Sports Asset Management & Storage Forum: Detailed Metadata Is Key to Useful Content
With increasingly massive libraries of content, the proliferation of multiplatform distribution outlets, and an ever growing stream of data and statistics, it has never been more difficult for leagues and sports networks to manage their valuable audio/video assets. For many, the key to retaining one’s sanity lies in the ultra-detailed metadata methodology and logging procedures deployed at ingest, making it easier to find, use, and distribute content.
“I think there is no such thing as too much data,” said Christy King, VP digital, technology R&D, UFC/Zuffa, during a metadata-focused session she moderated at SVG’s Sports Asset Management and Storage Forum last week. “There is just a better search result that can come from that data. We never stop adding [metadata] to our DAM [digital-asset management], but we focus on figuring out how to return search results that are meaningful. There is a middle ground that nobody has quite figured out yet between a rigid structured taxonomy metadata structure and a free-for-all of open fields, where people input whatever. Statistics, reporting, closed-captioning, audio — all of these pieces need to be brought together to create better methods of returning the most useful results.”
Automation Is Essential
Although detailed metadata is integral to a high-functioning media-asset-management (MAM) workflow, the glut of content in today’s video-heavy world makes automation of these functions equally important. Scalable automation platforms like Levels Beyond’s Reach Engine help content owners automate the tracking, storing, and accessing of digital assets through their production workflow.

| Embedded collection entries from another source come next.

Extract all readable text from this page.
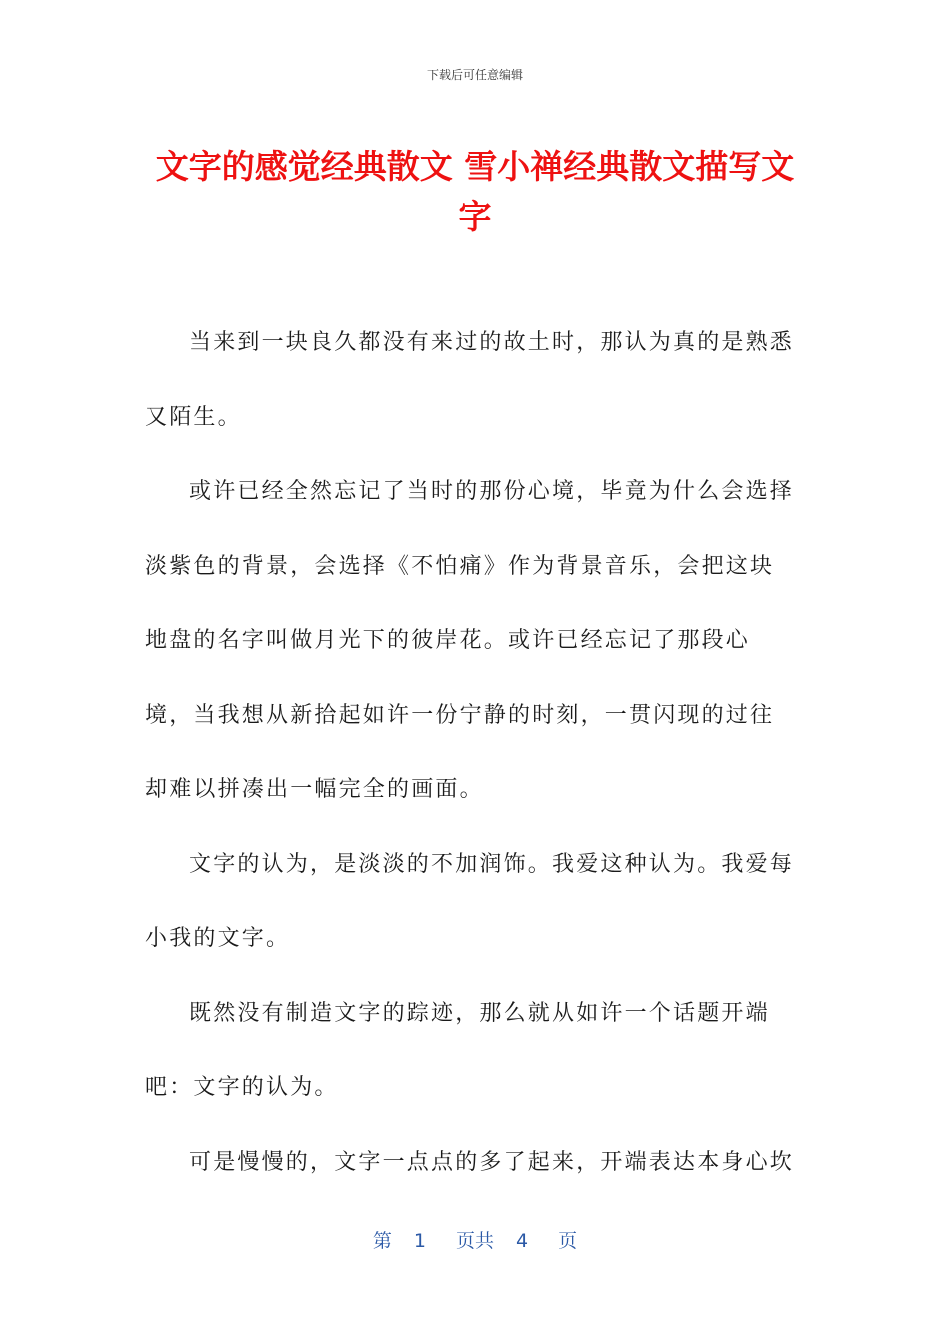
下载后可任意编辑
文字的感觉经典散文 雪小禅经典散文描写文字

当来到一块良久都没有来过的故土时，那认为真的是熟悉又陌生。

或许已经全然忘记了当时的那份心境，毕竟为什么会选择淡紫色的背景，会选择《不怕痛》作为背景音乐，会把这块地盘的名字叫做月光下的彼岸花。或许已经忘记了那段心境，当我想从新拾起如许一份宁静的时刻，一贯闪现的过往却难以拼凑出一幅完全的画面。

文字的认为，是淡淡的不加润饰。我爱这种认为。我爱每小我的文字。

既然没有制造文字的踪迹，那么就从如许一个话题开端吧：文字的认为。

可是慢慢的，文字一点点的多了起来，开端表达本身心坎

第 1 页共 4 页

“Many of our customers had just thought of metadata as file names, and it was very unstructured. That’s simply not very efficient,” said Levels Beyond President/COO Nick Rhodes. “The more you can automate the dropdown [menus], the nomenclature, and taxonomy so that it winds up being consistent, you’ll be all the better for it in the end.”
One approach to metadata automation that continues to gain in popularity is dialogue- and audio-based technology. Nexidia’s Enrich platform allows users to automatically convert dialogue to valuable metadata, without the need for transcribing or logging. By automatically tagging media with thousands of keywords and phrases, these organizations can create searchable metadata for easier, quicker search of relevant content.
“We don’t deal with spelling,” noted Chad Rounsavall, VP of sales, media, and entertainment, Nexidia. “If we misspell a driver’s name, we don’t care. As long as it is remotely close, we are going to find that clip based on a phonetic sound. It adds the ability to find things you might not have found the first time around because they were misspelled. But, at the same time,” he added, “we will return some false positives, so having the other metadata along with it helps sort that material as you go through it.”
Turner Sports Media Operations Manager Chris May hopes to see automation take his staff’s production to yet another level through the potential of analytics-based clip recommendations based on an editor’s history.
“We would like to see people create user profiles to catch analytics and user behavior. When you search on YouTube, you see, ‘If you like this clip, you may also like this.’ In our case, if a user sees a great LeBron James clip, we would love [the system] to suggest another, similar [clip]. Collecting those user metrics and determining who is searching what and how will allow you to [discover] more interrelated content.”
Of course, automation can get you only so far: the human element is required for the final creative decision.
“Automation does, at a certain point, have its limits,” said Warren Arenstein, SVP, business development, Primestream. “While analytic software like this is very helpful, there has to be a human editorial quotient at some point. People will have to look at the content and set criteria why it’s a special shot. As a former editor myself, there is a tendency to go with what is known, but, if you can get more quality [metadata] assigned to the content, that is going to be very helpful going forward.”
Metadata Consistency Across the Industry
Establishing consistent metadata approaches within an organization is a challenge in itself, but creating a uniform approach across several entities is an even larger undertaking. Leagues and networks constantly exchange assets, and rights issues complicate matters. As a result, many in the industry continue to call for a set of basic standards for metadata assignment.
“When our loggers [assign metadata], those code words are not universal,” said Allison Malan, associate director, media technologies, ESPN. “So, when we send media to Turner, for example, they don’t know exactly what is in it because they can’t understand our lingo. I think working with our partners better to develop a unified set of those terms would help everybody in the industry.”
However, the drastic differences between the necessary data for various sports and distribution outlets make a standard set of metadata conventions much more challenging.
“The specialty nature of everyone’s particular sport — the difference between two fighters in the ring and 30 cars going around the track — can become a little maddening,” said Rhodes. “But I do think that there needs to be a few bedrock dropdowns just to create a level of sanity. Many of our customers share rights to different leagues, and, in some cases, we see very inconsistent metadata and naming nomenclatures, [which] just make it twice as hard to actually find the content. So, within the marketplace, there is definitely a movement towards having a consistent nomenclature in order to find the assets you need more easily.”